T/flow Rate - Joule Thomson Cooler

You could use energy balance

The Work done by the expansion of Nitrogen should be = equal to the heat being removed on the surrounding.

something like this W= ∫Pdv = mass rate N2 Cp (ΔT),

or you could get the data from different mass rate of N2 versus ΔT, regress it, then you should find your equation for the correlation of the two. This is the most practical approach of your problem.

Helium & Nitrogen, don't have the same Cp(specific heat), don't use that Helium data, Nitrogen has its very own Cp. I suggest you go, try to experiment.

But, for me this is already been nailed by equations alone- relationships between the variables PV=mRT and Cp & Cv has already been known, so this is something that can be calculated given the conditions & constants.

Well, good luck then

http://webbook.nist.gov/chemistry/fluid/

I think you will find the lowest temperature you can achieve is the boiling temperature of the gas at ambient temperature/pressure.

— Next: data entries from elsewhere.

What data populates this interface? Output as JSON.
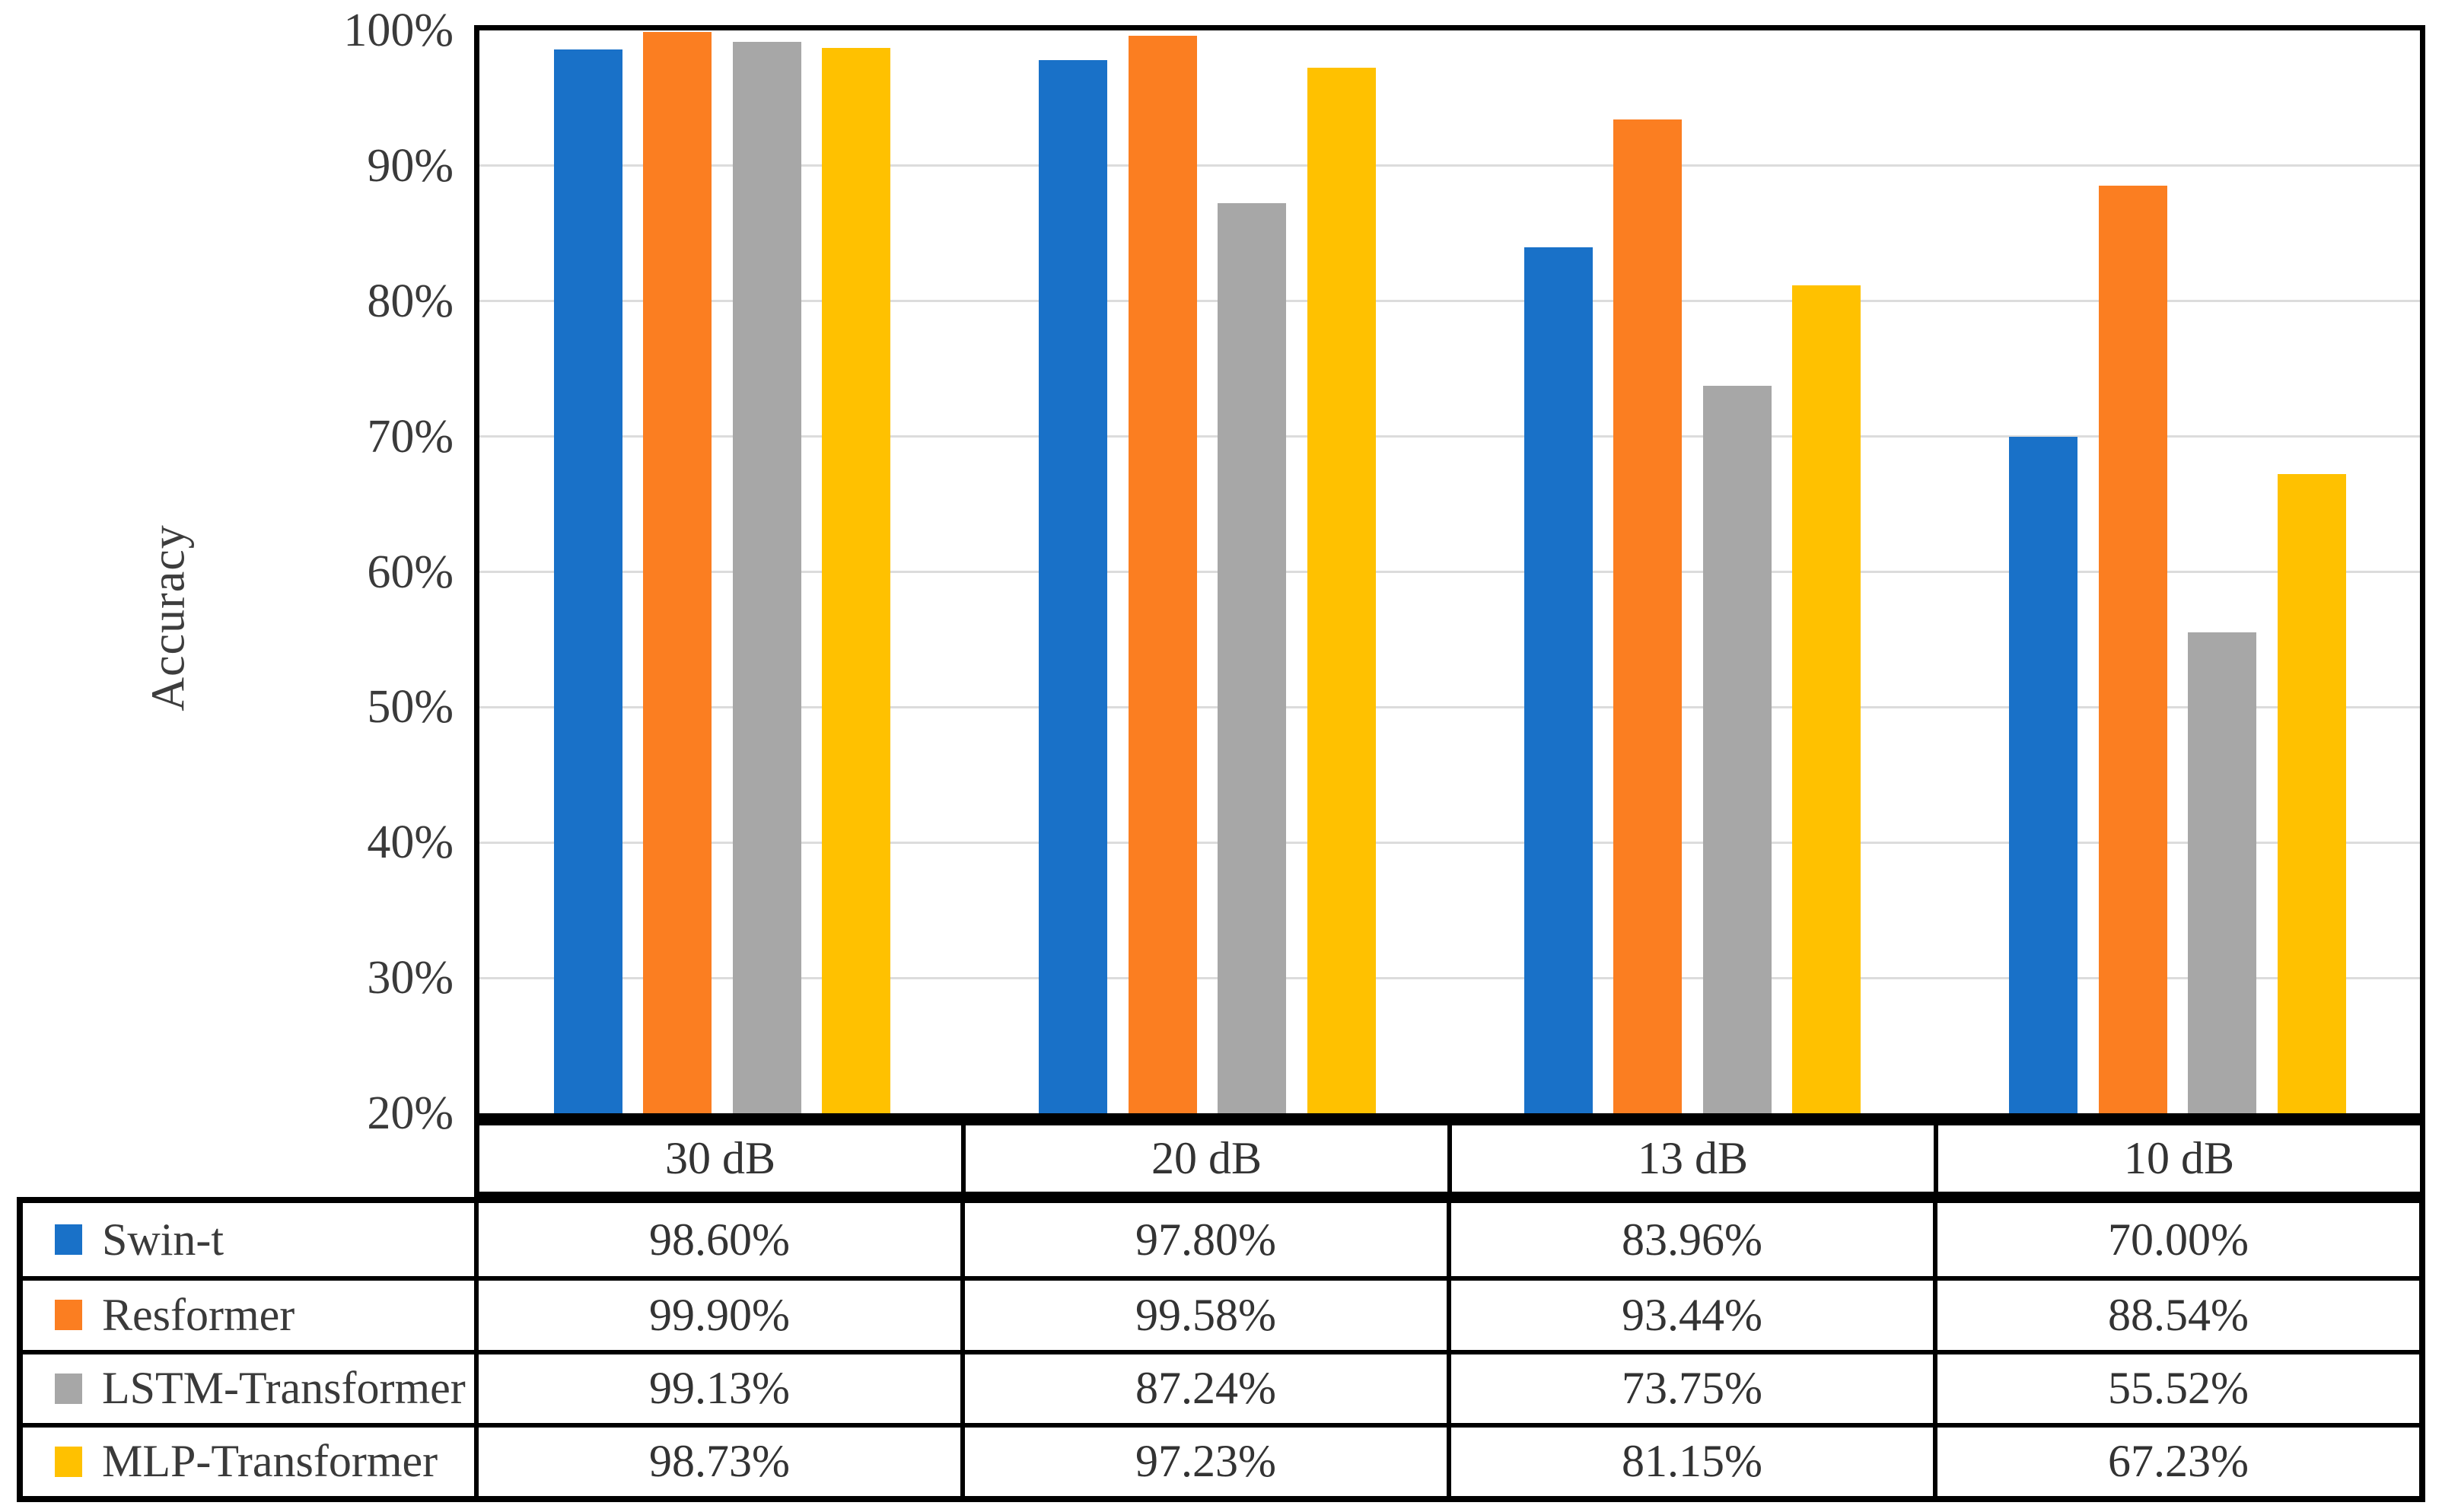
{
  "figure": {
    "kind": "grouped bar chart with attached data table",
    "background": "#ffffff",
    "text_color": "#333333",
    "border_color": "#000000",
    "gridline_color": "#dcdcdc"
  },
  "chart_data": {
    "type": "bar",
    "title": "",
    "xlabel": "",
    "ylabel": "Accuracy",
    "categories": [
      "30 dB",
      "20 dB",
      "13 dB",
      "10 dB"
    ],
    "series": [
      {
        "name": "Swin-t",
        "color": "#1971C8",
        "values": [
          98.6,
          97.8,
          83.96,
          70.0
        ],
        "display": [
          "98.60%",
          "97.80%",
          "83.96%",
          "70.00%"
        ]
      },
      {
        "name": "Resformer",
        "color": "#FB7E21",
        "values": [
          99.9,
          99.58,
          93.44,
          88.54
        ],
        "display": [
          "99.90%",
          "99.58%",
          "93.44%",
          "88.54%"
        ]
      },
      {
        "name": "LSTM-Transformer",
        "color": "#A7A7A7",
        "values": [
          99.13,
          87.24,
          73.75,
          55.52
        ],
        "display": [
          "99.13%",
          "87.24%",
          "73.75%",
          "55.52%"
        ]
      },
      {
        "name": "MLP-Transformer",
        "color": "#FFC100",
        "values": [
          98.73,
          97.23,
          81.15,
          67.23
        ],
        "display": [
          "98.73%",
          "97.23%",
          "81.15%",
          "67.23%"
        ]
      }
    ],
    "ylim": [
      20,
      100
    ],
    "y_ticks": [
      {
        "value": 100,
        "label": "100%"
      },
      {
        "value": 90,
        "label": "90%"
      },
      {
        "value": 80,
        "label": "80%"
      },
      {
        "value": 70,
        "label": "70%"
      },
      {
        "value": 60,
        "label": "60%"
      },
      {
        "value": 50,
        "label": "50%"
      },
      {
        "value": 40,
        "label": "40%"
      },
      {
        "value": 30,
        "label": "30%"
      },
      {
        "value": 20,
        "label": "20%"
      }
    ],
    "gridlines": [
      30,
      40,
      50,
      60,
      70,
      80,
      90
    ],
    "grid": "horizontal",
    "legend_position": "left column of data table"
  }
}
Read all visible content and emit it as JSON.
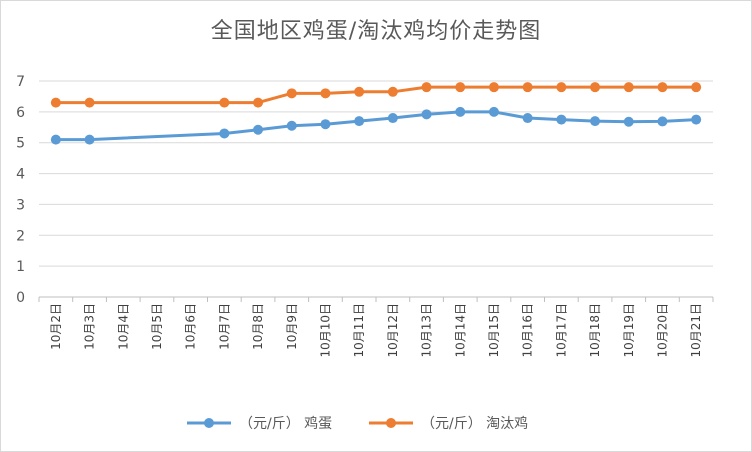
{
  "chart_data": {
    "type": "line",
    "title": "全国地区鸡蛋/淘汰鸡均价走势图",
    "categories": [
      "10月2日",
      "10月3日",
      "10月4日",
      "10月5日",
      "10月6日",
      "10月7日",
      "10月8日",
      "10月9日",
      "10月10日",
      "10月11日",
      "10月12日",
      "10月13日",
      "10月14日",
      "10月15日",
      "10月16日",
      "10月17日",
      "10月18日",
      "10月19日",
      "10月20日",
      "10月21日"
    ],
    "yticks": [
      0,
      1,
      2,
      3,
      4,
      5,
      6,
      7
    ],
    "ylim": [
      0,
      7
    ],
    "grid": true,
    "legend_position": "bottom",
    "series": [
      {
        "name": "（元/斤） 鸡蛋",
        "color": "#5b9bd5",
        "values": [
          5.1,
          5.1,
          null,
          null,
          null,
          5.3,
          5.42,
          5.55,
          5.6,
          5.7,
          5.8,
          5.92,
          6.0,
          6.0,
          5.8,
          5.75,
          5.7,
          5.68,
          5.69,
          5.75
        ]
      },
      {
        "name": "（元/斤） 淘汰鸡",
        "color": "#ed7d31",
        "values": [
          6.3,
          6.3,
          null,
          null,
          null,
          6.3,
          6.3,
          6.6,
          6.6,
          6.65,
          6.65,
          6.8,
          6.8,
          6.8,
          6.8,
          6.8,
          6.8,
          6.8,
          6.8,
          6.8
        ]
      }
    ]
  }
}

See: http://www.aero.org/publications/donabedian/donabedian-1.html The benefit of greater gas flow is an increase in cooling capacity, not lower temperature. Also you will find it critical to make sure your nitrogen supply is very dry or you will clog your J-T orifice with ice.

Thank for your help guys! But I don't get it…

Look at this diagram, I would like to be able to calculate the same: Temperature change as a function of Flow Rate (pressure drop per second)

What formula do i need to use?

Guess what? - you answered your own question. The boiling temperature of LN2 is 77 K which is what your graph shows. The gas flow required to get to that temperature depends on the mass you are cooling, its specific heat and how well it is insulated from ambient conditions. So the answer to your question is 77 K. If you want the flow required to get to that temperature you must supply additional information. Most J-T cooler designers make measurements and construct that curve

These diagram you provided above, is just the plot of the variables, from time o opening to stable cooling state state at time 2.2 min.

Take time from 2.2 to 10 min as the real effect of N2 cooling there. Time 0 to 2.2 is just the transition

I think the transition time is what OP is looking to calculate. The problem is that the J-T cooler is a refrigerator. When you put something in a refrigerator, the time it takes to reach low temperature depends on what it is. A tonic can takes less time to cool than 10 pounds of meat. If the item you are cooling goes through a phase change, you must add the latent heat for that change. Also, specific heat (Cp) for most materials is a function of temperature. These complexities illustrate why performance is usually estimated and then measured.

Hey Noudge79, welderman thank you for your input!

welderman you are right the flow will probably change if the Mass that needs to be cooled is bigger/smaller.

Let's do it for this case:

This system has constant ambient temperature of 180 degC. The nitrogen in the tank has 4000psi and 180 gedC. I need to cool this aluminum mass from 180 degC to 170 degC! (Let's say in 20mins)

If my flow rate is very small I will probably not notice any change in the temp. If its to big the mass will cool down to lower temp. then needed.

So how to find the right flow rate?

This is just like what I analysis stated above,

Energy balance of the two system should be considered,

Considering that the right side vacuum vessel, is something that can be considered as a reservoir, meaning, exhaust pressure of Nitrogen wont accumulate on the vessel, it stays vacuum regardless of how much discharge it has to take.

Again, the analysis is, the Heat(out) due to the expansion of Nitrogen would be equal to the heat input to 200 kg aluminum maintaining at 170 deg. C

∫Pdv(Nitrogen) = m C(ΔT)(Aluminum, C @ (170+180/2)) (First phase)

When this condition is now achieved, the equation will now change to

heat convected by Aluminum to surrounding = Heat (out) by Nitrogen expansion (Second Phase) --> this is minimal compared to the first phase obviously due to the type of heat transfer.

Most likely the same transition patterns of the diagram you provided @ #4.